Auteur : Christelle Minard — Droite Républicaine (Eure-et-Loir · 2ᵉ)
Texte visé : Projet de loi de finances pour 2026
Article : ARTICLE 31
Date de dépôt : 2025-10-22
Date de sort :

Dispositif

I. – A la fin de l’alinéa 18, substituer aux mots : 

« de cette dotation est minoré par application d’un taux qui, appliqué au montant total à verser au titre de l’année 2025, aboutit à un montant total de 670 309 392 € »

les mots :

« à verser est égal au montant versé en 2025 ».

II. – En conséquence, à la fin de l’alinéa 19, substituer aux mots : 

« de cette dotation est minoré par application d’un taux qui, appliqué au montant total à verser au titre de l’année 2025, aboutit à un montant total de 164 278 401 €. »

les mots : 

« à verser est égal au montant versé en 2025 ».

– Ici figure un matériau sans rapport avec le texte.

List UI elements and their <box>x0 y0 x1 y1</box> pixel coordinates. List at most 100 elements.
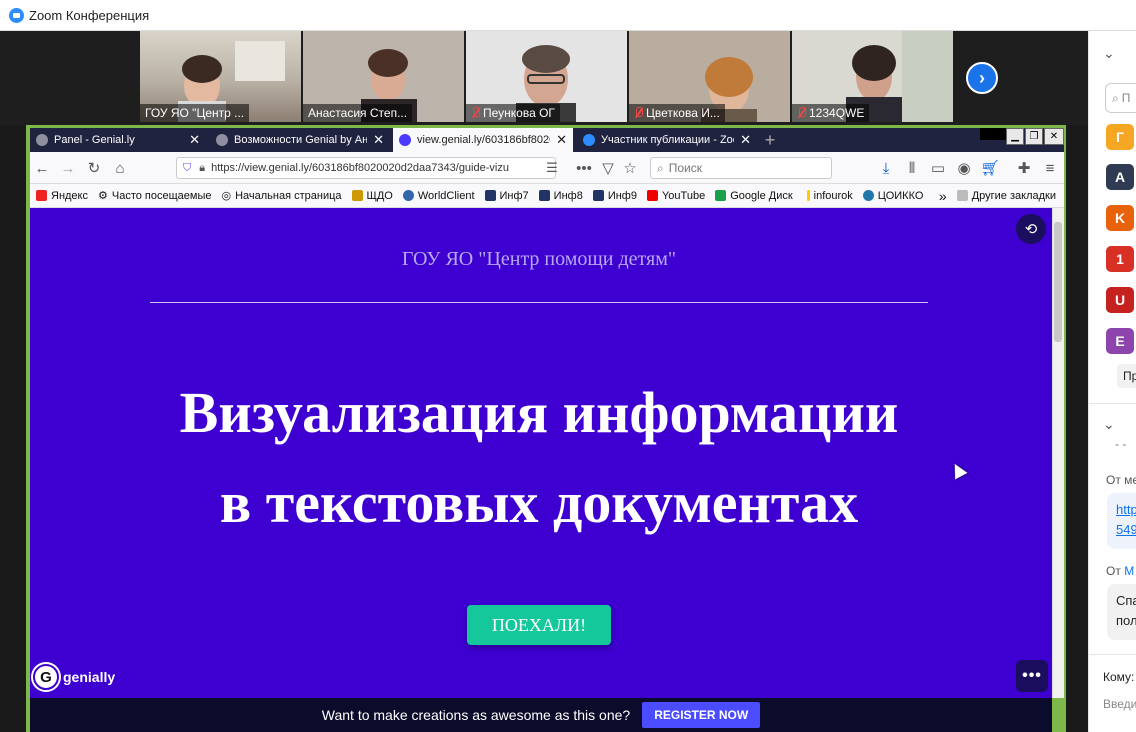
participant-name: Пеункова ОГ <box>466 104 560 122</box>
participant-search-input[interactable]: ⌕ П <box>1105 83 1136 113</box>
gear-icon: ⚙ <box>98 190 108 202</box>
close-tab-icon[interactable]: ✕ <box>367 132 384 148</box>
chat-input[interactable]: Введи <box>1103 697 1136 711</box>
account-icon[interactable]: ◉ <box>954 158 974 178</box>
close-window-button[interactable]: ✕ <box>1044 128 1064 145</box>
bookmark-item[interactable]: WorldClient <box>402 190 475 202</box>
bookmark-item[interactable]: Инф9 <box>592 190 637 202</box>
chat-panel: ⌄ ⌕П Г A K 1 U E Пр ⌄ - - От ме http 549… <box>1088 31 1136 732</box>
extensions-icon[interactable]: ✚ <box>1014 158 1034 178</box>
bookmark-item[interactable]: ⚙ Часто посещаемые <box>98 189 211 203</box>
search-icon: ⌕ <box>657 160 664 175</box>
other-bookmarks[interactable]: » Другие закладки <box>939 188 1056 204</box>
participant-avatar[interactable]: E <box>1106 328 1134 354</box>
window-indicator <box>980 128 1006 140</box>
globe-icon <box>862 190 874 201</box>
participant-tile[interactable]: 1234QWE <box>792 31 953 122</box>
search-input[interactable]: ⌕ Поиск <box>650 157 832 179</box>
chat-message-text: Спа <box>1116 593 1136 608</box>
download-icon[interactable]: ⤓ <box>876 158 896 178</box>
maximize-button[interactable]: ❐ <box>1025 128 1043 145</box>
chevron-down-icon[interactable]: ⌄ <box>1103 416 1115 433</box>
close-tab-icon[interactable]: ✕ <box>734 132 751 148</box>
genially-favicon-icon <box>216 134 228 146</box>
window-title: Zoom Конференция <box>29 7 150 23</box>
minimize-button[interactable]: ▁ <box>1006 128 1024 145</box>
participant-tile[interactable]: Анастасия Степ... <box>303 31 464 122</box>
participant-strip: ГОУ ЯО "Центр ... Анастасия Степ... Пеун… <box>140 31 1088 125</box>
browser-tab-active[interactable]: view.genial.ly/603186bf802002 ✕ <box>393 128 573 152</box>
participant-avatar[interactable]: K <box>1106 205 1134 231</box>
chat-message-bubble: http 549 <box>1107 493 1136 549</box>
scrollbar-thumb[interactable] <box>1054 222 1062 342</box>
youtube-icon <box>646 190 658 201</box>
bookmark-item[interactable]: Инф7 <box>484 190 529 202</box>
more-options-icon[interactable]: ••• <box>1016 660 1048 692</box>
bookmark-item[interactable]: Яндекс <box>36 190 88 202</box>
reload-icon[interactable]: ↻ <box>84 158 104 178</box>
mic-muted-icon <box>634 107 643 119</box>
bookmark-item[interactable]: Инф8 <box>538 190 583 202</box>
participant-name: Анастасия Степ... <box>303 104 413 122</box>
library-icon[interactable]: ⫴ <box>902 158 922 178</box>
participant-name: 1234QWE <box>792 104 870 122</box>
bookmark-item[interactable]: Google Диск <box>715 190 793 202</box>
sidebar-icon[interactable]: ▭ <box>928 158 948 178</box>
browser-tab[interactable]: Участник публикации - Zoom ✕ <box>577 128 757 152</box>
participant-tile[interactable]: Цветкова И... <box>629 31 790 122</box>
chevrons-right-icon: » <box>938 187 947 204</box>
zoom-logo-icon <box>9 7 24 23</box>
menu-icon[interactable]: ≡ <box>1040 158 1060 178</box>
start-button[interactable]: ПОЕХАЛИ! <box>467 605 611 645</box>
yandex-icon <box>36 190 47 201</box>
forward-arrow-icon[interactable]: → <box>58 158 78 178</box>
participant-avatar[interactable]: U <box>1106 287 1134 313</box>
participant-avatar[interactable]: A <box>1106 164 1134 190</box>
participants-chip[interactable]: Пр <box>1117 364 1136 388</box>
bookmark-item[interactable]: infourok <box>806 190 853 202</box>
new-tab-button[interactable]: + <box>759 128 781 152</box>
chat-link[interactable]: http <box>1116 502 1136 517</box>
genially-logo[interactable]: G genially <box>33 663 115 691</box>
bookmark-item[interactable]: ЦОИККО <box>862 190 923 202</box>
participant-tile[interactable]: Пеункова ОГ <box>466 31 627 122</box>
promo-text: Want to make creations as awesome as thi… <box>321 707 631 723</box>
chat-link[interactable]: 549 <box>1116 522 1136 537</box>
browser-tab[interactable]: Возможности Genial by Анаст ✕ <box>210 128 390 152</box>
genially-promo-bar: Want to make creations as awesome as thi… <box>30 698 1052 732</box>
bookmark-item[interactable]: YouTube <box>646 190 705 202</box>
cart-icon[interactable]: 🛒︎ <box>980 158 1000 178</box>
participant-name: Цветкова И... <box>629 104 725 122</box>
zoom-favicon-icon <box>583 134 595 146</box>
folder-icon <box>351 190 363 201</box>
home-icon[interactable]: ⌂ <box>110 158 130 178</box>
bookmark-item[interactable]: ◎ Начальная страница <box>221 189 341 203</box>
bookmark-star-icon[interactable]: ☆ <box>620 158 640 178</box>
browser-tab[interactable]: Panel - Genial.ly ✕ <box>30 128 206 152</box>
participant-avatar[interactable]: Г <box>1106 124 1134 150</box>
next-participants-button[interactable]: › <box>966 62 998 94</box>
genially-favicon-icon <box>399 134 411 146</box>
chat-separator: - - <box>1115 437 1127 451</box>
close-icon: ✕ <box>1049 131 1059 142</box>
back-arrow-icon[interactable]: ← <box>32 158 52 178</box>
chevron-right-icon: › <box>979 67 985 88</box>
left-dark-area <box>0 31 140 125</box>
more-actions-icon[interactable]: ••• <box>574 158 594 178</box>
pocket-icon[interactable]: ▽ <box>598 158 618 178</box>
reader-view-icon[interactable]: ☰ <box>542 158 562 178</box>
participant-avatar[interactable]: 1 <box>1106 246 1134 272</box>
bookmark-item[interactable]: ЩДО <box>351 190 393 202</box>
plus-icon: + <box>764 129 776 150</box>
chevron-down-icon[interactable]: ⌄ <box>1103 45 1115 62</box>
close-tab-icon[interactable]: ✕ <box>550 132 567 148</box>
browser-tabbar: Panel - Genial.ly ✕ Возможности Genial b… <box>30 128 1064 152</box>
genially-presentation: ГОУ ЯО "Центр помощи детям" Визуализация… <box>30 208 1052 698</box>
participant-tile[interactable]: ГОУ ЯО "Центр ... <box>140 31 301 122</box>
rotate-icon[interactable]: ⟲ <box>1016 214 1046 244</box>
close-tab-icon[interactable]: ✕ <box>183 132 200 148</box>
address-bar[interactable]: ⛉ 🔒︎ https://view.genial.ly/603186bf8020… <box>176 157 556 179</box>
register-button[interactable]: REGISTER NOW <box>642 702 761 728</box>
google-drive-icon <box>715 190 727 201</box>
panel-divider <box>1089 654 1136 655</box>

III. – En conséquence, supprimer les alinéas 24 et 25.

IV. – Compléter cet article par l’alinéa suivant :

« VI. – La perte de recettes pour l’État est compensée à due concurrence par la création d’une taxe additionnelle à l’accise sur les tabacs prévue au chapitre IV du titre Ier du livre III du code des impositions sur les biens et services. »

Exposé sommaire

Cet amendement vise à maintenir en 2026 le niveau des dotations compensatrices versées au titre de la DCRTP (dotation de compensation de la réforme de la taxe professionnelle) et des FDPTP (fonds départementaux de péréquation de taxe professionnelle), ainsi que la compensation de l’abattement de 50 % sur les valeurs locatives des locaux industriels.


L’article 31 du PLF prévoit une nouvelle baisse des variables d’ajustement à hauteur de 527 millions d’euros, dont 308 millions pour le bloc communal. Ces réductions, qui s’ajoutent à celles des années précédentes, conduisent à une perte cumulative de ressources estimée à 1,1 milliard d’euros pour les communes et EPCI.

 

Ces dotations ont pourtant été instaurées pour garantir, de manière pérenne, la neutralité financière des réformes de la fiscalité locale et la compensation intégrale des pertes pour les territoires industriels ou fragiles. Leur diminution remettrait en cause la parole donnée par l’État et affaiblirait durablement les capacités d’investissement local.


Le maintien des montants à leur niveau de 2025 constitue donc une mesure de justice territoriale et de stabilité budgétaire, essentielle au respect du principe de garantie des ressources locales.